この時期の日本野球は、めぼしい話題がほとんどありません。
各自主トレは始まっていますが、ニュースはどれも取ってつけたようなものばかり。
新聞記者の方々もネタ集めに大変な時期なのでしょう。
というわけで、今一度、去年を振り返ってみようかと思います。


野球に限らず、2009年のスポーツシーンをいろいろ振り返ってみて、
印象に残っているのは、1試合の価値が最大限に高まったゲームの醍醐味です。

まず、3月には第2回の開催となったWBCがありました。
特殊な形式のトーナメント方式とはいえ、
プロの一流選手達が一戦必勝で戦う姿は新鮮でもあり、
シーズンとは違うその表情から、緊迫感がブラウン管を通してもヒシヒシと伝わってきました。
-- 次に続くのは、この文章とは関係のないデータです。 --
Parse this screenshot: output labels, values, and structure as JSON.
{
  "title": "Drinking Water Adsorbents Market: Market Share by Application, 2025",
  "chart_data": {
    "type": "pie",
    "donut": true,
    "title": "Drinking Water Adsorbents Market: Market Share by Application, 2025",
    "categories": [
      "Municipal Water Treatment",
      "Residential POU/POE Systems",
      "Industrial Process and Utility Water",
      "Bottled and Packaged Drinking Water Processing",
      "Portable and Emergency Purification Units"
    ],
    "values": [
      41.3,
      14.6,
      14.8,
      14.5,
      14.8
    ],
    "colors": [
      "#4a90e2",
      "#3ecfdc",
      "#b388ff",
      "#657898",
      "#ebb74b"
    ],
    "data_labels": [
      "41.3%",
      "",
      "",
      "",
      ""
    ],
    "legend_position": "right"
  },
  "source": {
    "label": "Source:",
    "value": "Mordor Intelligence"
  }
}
Jリーグでは、首位争いを繰り広げていた鹿島と川崎の試合が雨で中断され、
後日改めて、残り時間分だけを執り行うという異例の事態がありました。
仕切りなおしで行われた、この16分のみの再試合というのが曲者。
通常の1/6ほどの試合時間とはいえ、
この試合につぎ込める肉体的、戦術的エネルギーは90分の試合と同量であり、
必然的に中身が濃く、激しい戦いが展開されました。

同じくサッカー、南アフリカワールドカップの予選では、
フランスがアンリのハンドから決勝点を挙げ、話題になりました。
あれだけ世界中を巻き込んだ論争になったのも、
2年間という長丁場の予選が集約されたプレーオフで起こったからだといえます。


そして、メジャーリーグ、アリーグ中地区では、
ミネソタツインズ対デトロイトタイガースのワンデープレーオフがありました。
レギュラーシーズン162試合を戦って勝敗がまったく同じとなった両チームが、
たった1試合で決着をつける。
このゲームの重みはちょっと想像を絶するものがあります。
ツインズの本拠地メトロドームが、
施設使用最終年にして史上最多の観客を動員したのも納得です。

メジャーにおけるワンデープレーオフは決して珍しいものではありません。
2008年はツインズとホワイトソックスが、
2007年は松井稼頭央が所属するロッキーズとパドレスが、
それぞれ1試合限りのプレーオフを行っています。

ただ、どの試合も不思議なことに、これ以上ない接戦を繰り広げています。
2009年は、ツインズが延長13回、6−5でサヨナラ勝ち。
2008年は、ホワイトソックスがソロ本塁打1本で1−0の勝利。
2007年は、ロッキーズが延長13回の末、9−8で勝利。

試合の重みが濃縮されて何倍にもなれば、それだけでも見る価値があるのに、
その上、選手たちの緊張感も類を見ないほどの高まりを見せるので、
試合内容も壮絶なものになる可能性が高いのでしょう。
そう考えると、ゲームを面白くするという意味では、
その試合の価値を最大限に高めることこそが、何物にも優る効果があるように感じます。


思えば、日本プロ野球において、
巨人対中日の10.8や、近鉄優勝を懸けたロッテとのダブルヘッダーが、
伝説として語り継がれているのも、
1試合や1日でペナントレースの結果を決めるという条件だったからに他なりません。

昨季、阪神と広島の引き分け数がシーズン終盤においても同じになり、
セリーグの3位争いにおいて、勝率でもまったく並ぶ可能性がありました。
ただ、現在の順位決定の規定は、当該チーム同士の対戦成績、さらには前年の順位などであり、
たとえ勝率が並んでいたとしても、改めて順位決定戦を行うことはありませんでした。

しかし、ツインズが史上最多の動員数を記録したように、
誰もが見たいと思い、また、大きなビジネスチャンスとも呼べる機会を、
誰も知らないような規定で無駄にしてしまうのは勿体無いと思えます。
日本でも1試合で決着をつけるような制度があってもいいはずです。

いや、そもそもメジャーと違い引き分けがある現在の日本の方式では、
勝率が並ぶことも滅多にないのが現実。
引き分けを無くすことが交通インフラ上無理なのであれば、
以前のように再試合を行うことも一策ですし、
それさえ不可だというならば、ゲーム差さえ並べばプレーオフを行うという手もあるでしょう。

伝説の試合や日本中が注目する試合というものは、
人の手で簡単に作れるものではありません。
ただ、少しだけ、誕生しやすい環境に変えることは必要な気もします。
それは作為とは異なり、決して悪いことではないでしょう。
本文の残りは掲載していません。